50 The Code should deliver two principles: that the tied tenant should be no worse off than a free-of-tie tenant, and that there is fair and lawful dealing as between pub-owning businesses and their tied tenants.
51 Section 46 of the SBEE Act also requires the Secretary of State regularly to review the Pubs Code, to consider how well it is delivering the two principles and to propose any changes as may be necessary. Sections 62 and 67 of the SBEE Act provide that the Adjudicator must provide annual reports to the Secretary of State, who can also ask for the Adjudicator to provide specific information.
Part 8: Public Sector Employment: Restrictions on Exit Payments
52 The Government announced on 23 May 2015 that it intended to end six figure exit payments for public sector workers.
53 In this context, an exit payment is a payment made to an employee or office holder as a result of them leaving that employment or office. Exit payments can be any financial or non-financial transfer to an employee from the employer which does not represent remuneration for normal ongoing activities that are part of their employment. This includes, for example:
● Payments related to voluntary and compulsory redundancies;
● Payments related to other voluntary exits with compensation packages;
● The cost to the employer of offering early access to reduced pensions in place of, or in combination with, other exit payments;
● Special severance payments and ex gratia payments related to exit from employment;
● The monetary value of any extra leave, allowances or other benefits granted as part of the exit process which are not payments in relation to employment;
● Payments or compensation in lieu of notice and payments relating to the cashing up of outstanding entitlements.
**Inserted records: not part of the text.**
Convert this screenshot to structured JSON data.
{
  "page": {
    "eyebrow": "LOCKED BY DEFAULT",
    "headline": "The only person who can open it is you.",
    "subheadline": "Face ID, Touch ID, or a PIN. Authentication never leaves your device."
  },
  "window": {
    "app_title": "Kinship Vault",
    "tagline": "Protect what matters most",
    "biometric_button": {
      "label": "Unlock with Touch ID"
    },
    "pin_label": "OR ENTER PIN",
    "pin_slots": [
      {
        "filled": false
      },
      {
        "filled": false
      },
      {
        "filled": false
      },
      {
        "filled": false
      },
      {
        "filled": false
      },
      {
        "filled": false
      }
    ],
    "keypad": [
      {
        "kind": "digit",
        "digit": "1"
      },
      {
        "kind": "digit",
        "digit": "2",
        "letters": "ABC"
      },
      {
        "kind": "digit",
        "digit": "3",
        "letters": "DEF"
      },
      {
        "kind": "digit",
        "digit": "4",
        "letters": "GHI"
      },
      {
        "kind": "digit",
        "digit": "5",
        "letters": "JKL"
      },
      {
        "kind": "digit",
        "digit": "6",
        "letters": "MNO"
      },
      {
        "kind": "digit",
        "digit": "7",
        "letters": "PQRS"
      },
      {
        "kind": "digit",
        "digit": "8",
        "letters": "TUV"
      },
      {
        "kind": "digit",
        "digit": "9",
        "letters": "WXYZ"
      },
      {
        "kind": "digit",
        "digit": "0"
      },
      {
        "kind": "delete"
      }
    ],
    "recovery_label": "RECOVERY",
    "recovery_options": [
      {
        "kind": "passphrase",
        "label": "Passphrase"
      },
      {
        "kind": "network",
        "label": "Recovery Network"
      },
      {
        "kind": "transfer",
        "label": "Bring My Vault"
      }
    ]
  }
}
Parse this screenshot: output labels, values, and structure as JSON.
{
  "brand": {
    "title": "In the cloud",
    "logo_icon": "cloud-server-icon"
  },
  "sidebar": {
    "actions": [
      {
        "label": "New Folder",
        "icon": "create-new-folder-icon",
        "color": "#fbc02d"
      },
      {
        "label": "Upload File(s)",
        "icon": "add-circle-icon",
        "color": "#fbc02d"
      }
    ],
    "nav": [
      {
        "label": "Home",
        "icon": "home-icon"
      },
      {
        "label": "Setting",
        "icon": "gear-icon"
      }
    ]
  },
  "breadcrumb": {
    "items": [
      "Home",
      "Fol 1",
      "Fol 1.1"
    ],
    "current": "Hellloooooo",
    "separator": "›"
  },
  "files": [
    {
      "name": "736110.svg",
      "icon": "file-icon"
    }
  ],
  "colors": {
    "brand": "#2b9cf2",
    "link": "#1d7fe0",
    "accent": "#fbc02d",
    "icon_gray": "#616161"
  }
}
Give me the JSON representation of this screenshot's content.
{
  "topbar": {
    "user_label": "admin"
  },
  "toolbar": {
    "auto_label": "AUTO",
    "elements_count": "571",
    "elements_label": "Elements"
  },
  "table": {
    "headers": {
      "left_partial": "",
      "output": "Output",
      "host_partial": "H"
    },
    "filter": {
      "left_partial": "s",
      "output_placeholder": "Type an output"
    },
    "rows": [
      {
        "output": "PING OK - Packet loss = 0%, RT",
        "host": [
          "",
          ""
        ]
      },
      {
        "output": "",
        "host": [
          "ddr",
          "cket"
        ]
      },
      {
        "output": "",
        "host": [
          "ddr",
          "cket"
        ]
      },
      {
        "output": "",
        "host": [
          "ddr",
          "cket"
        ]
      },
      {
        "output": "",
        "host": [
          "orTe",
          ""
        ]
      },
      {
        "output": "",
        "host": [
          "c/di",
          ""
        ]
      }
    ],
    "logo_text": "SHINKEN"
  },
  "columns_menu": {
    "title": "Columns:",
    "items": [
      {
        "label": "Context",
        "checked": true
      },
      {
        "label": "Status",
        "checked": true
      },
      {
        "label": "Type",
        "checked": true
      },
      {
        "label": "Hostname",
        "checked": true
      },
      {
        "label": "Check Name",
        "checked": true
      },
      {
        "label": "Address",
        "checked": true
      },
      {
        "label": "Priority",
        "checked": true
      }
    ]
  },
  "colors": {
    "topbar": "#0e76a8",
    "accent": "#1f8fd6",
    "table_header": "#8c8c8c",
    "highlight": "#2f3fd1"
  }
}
54 There are a wide range of exit payment arrangements in the public sector. These include formal redundancy schemes (for example, the Civil Service Compensation Scheme) and schemes operated at local level by employers. Further, some employees may have individual contractual relationships that provide for additional exit payments. The regulations made under this Part of the Bill will cap relevant payments under these arrangements to the amount specified in the Bill or in later regulations.